También refiere que el ad quem no hace estudio de la vigencia de la convención colectiva, punto que debió ser analizado a la luz del tenor literal de la convención y de las reformas constitucionales en materia de aplicación de las convenciones colectivas, en la medida que el Acto Legislativo 01 de 2005 definió que los derechos pensionales contenidos en convenciones colectivas perderían su fuerza en todo caso a partir del 31 de julio de 2010, es decir, que la aplicación de los acuerdos extralegales, no podría superar dicha fecha.

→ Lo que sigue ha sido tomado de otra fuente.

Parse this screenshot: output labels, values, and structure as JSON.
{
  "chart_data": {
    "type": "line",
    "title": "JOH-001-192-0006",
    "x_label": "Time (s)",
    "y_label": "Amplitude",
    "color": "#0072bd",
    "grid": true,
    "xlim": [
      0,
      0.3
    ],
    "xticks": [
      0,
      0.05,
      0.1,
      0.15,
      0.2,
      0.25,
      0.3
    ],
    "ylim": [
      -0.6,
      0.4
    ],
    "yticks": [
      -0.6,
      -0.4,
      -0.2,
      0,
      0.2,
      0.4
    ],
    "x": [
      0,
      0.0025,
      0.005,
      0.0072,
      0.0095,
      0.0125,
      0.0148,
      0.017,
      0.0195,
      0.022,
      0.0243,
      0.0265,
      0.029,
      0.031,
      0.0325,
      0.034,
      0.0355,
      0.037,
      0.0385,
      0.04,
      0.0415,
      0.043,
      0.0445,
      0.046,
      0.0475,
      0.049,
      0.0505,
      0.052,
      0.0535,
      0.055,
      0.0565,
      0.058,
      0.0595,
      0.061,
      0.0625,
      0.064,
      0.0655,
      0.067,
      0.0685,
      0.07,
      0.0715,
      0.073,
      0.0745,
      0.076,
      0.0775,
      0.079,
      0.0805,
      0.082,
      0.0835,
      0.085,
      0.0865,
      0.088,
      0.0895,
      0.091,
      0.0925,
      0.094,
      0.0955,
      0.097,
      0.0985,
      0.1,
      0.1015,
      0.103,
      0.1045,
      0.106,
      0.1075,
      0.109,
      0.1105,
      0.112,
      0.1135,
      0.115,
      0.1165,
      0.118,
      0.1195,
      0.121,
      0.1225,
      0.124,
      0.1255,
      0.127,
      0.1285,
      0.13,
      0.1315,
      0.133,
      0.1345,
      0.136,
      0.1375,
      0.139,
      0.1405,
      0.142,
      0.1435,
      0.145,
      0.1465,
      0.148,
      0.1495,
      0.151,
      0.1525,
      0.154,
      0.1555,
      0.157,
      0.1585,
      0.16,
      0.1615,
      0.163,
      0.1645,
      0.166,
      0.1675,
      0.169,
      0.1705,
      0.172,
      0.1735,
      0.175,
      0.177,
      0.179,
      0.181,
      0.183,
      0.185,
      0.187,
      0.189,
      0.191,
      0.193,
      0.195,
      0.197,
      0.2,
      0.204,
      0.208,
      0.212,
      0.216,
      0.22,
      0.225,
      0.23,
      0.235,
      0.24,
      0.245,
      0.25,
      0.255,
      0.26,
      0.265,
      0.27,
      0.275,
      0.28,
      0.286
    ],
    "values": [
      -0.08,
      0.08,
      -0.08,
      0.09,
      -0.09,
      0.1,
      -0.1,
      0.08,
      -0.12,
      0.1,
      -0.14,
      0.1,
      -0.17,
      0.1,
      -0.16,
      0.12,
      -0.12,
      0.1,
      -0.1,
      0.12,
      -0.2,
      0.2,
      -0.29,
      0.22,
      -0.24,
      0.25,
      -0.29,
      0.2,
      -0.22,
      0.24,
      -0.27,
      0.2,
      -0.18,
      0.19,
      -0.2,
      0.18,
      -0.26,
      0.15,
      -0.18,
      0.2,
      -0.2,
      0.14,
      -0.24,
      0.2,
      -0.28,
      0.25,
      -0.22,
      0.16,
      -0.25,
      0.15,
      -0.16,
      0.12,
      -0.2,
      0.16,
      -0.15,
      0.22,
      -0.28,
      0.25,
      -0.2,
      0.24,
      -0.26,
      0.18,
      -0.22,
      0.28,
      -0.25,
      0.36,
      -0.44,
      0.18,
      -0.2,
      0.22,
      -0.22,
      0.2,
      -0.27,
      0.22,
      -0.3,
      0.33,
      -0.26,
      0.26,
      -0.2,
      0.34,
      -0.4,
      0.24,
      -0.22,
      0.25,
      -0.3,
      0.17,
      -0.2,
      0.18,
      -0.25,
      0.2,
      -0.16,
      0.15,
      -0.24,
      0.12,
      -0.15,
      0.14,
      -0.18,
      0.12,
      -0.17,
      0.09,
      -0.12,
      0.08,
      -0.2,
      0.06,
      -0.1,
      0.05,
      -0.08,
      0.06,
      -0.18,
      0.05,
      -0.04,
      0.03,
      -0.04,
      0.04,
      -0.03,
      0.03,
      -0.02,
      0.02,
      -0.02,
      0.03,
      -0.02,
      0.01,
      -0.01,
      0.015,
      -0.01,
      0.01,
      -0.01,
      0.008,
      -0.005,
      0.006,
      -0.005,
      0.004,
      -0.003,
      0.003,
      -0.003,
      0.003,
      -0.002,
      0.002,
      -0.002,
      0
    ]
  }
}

Precisa que no hay discusión en torno al hecho que la actora laboró por más de 20 años al servicio de la Caja Agraria, mientras que los 50 años de edad los alcanzó después del 31 de julio de 2010, es decir, cuando no estaba vigente de la convención y por fuera del límite determinado para la aplicación de beneficios pensionales en el ámbito convencional.

Radicación n.° 97685 SCLAJPT-10 V.00 11 Destaca que lo cuestionado a través del recurso extraordinario, es la interpretación dada por el Tribunal a la cláusula 41 de la Convención Colectiva de Trabajo, y la omisión de verificación del cumplimiento de un requisito de causación como lo era la edad, la que era presupuesto que debía acreditarse en vigencia de la convención colectiva o antes del 31 de julio de 2010, por lo que encuentra un error evidente, ostensible y manifiesto.

Concluye que no procedía el reconocimiento de la pensión de jubilación convencional reclamada por la señora Teresa Blanco de Higuera por no haber acreditado los requisitos de causación de la prestación deprecada antes del 31 de julio de 2010. VII. RÉPLICA Destaca la opositora que el alcance que deber darse al parágrafo 1.° del artículo 41 de la convención colectiva, es que el derecho a la pensión de jubilación se causa con el retiro del trabajador, por voluntad propia o por decisión del empleador, siempre que para la fecha en que fue retirado 27 de junio de 1999, haya laborado como mínimo 20 años, y que el cumplimiento de la edad 55 años y 50 años, según se trate de hombre o mujer, es una condición positiva para su goce o disfrute, o sea, para su exigibilidad, por lo que puntualiza que el derecho se causó el 27 de junio de 1999, para lo cual trae como referencia lo expresado en la sentencia CSJ SL526- 2018.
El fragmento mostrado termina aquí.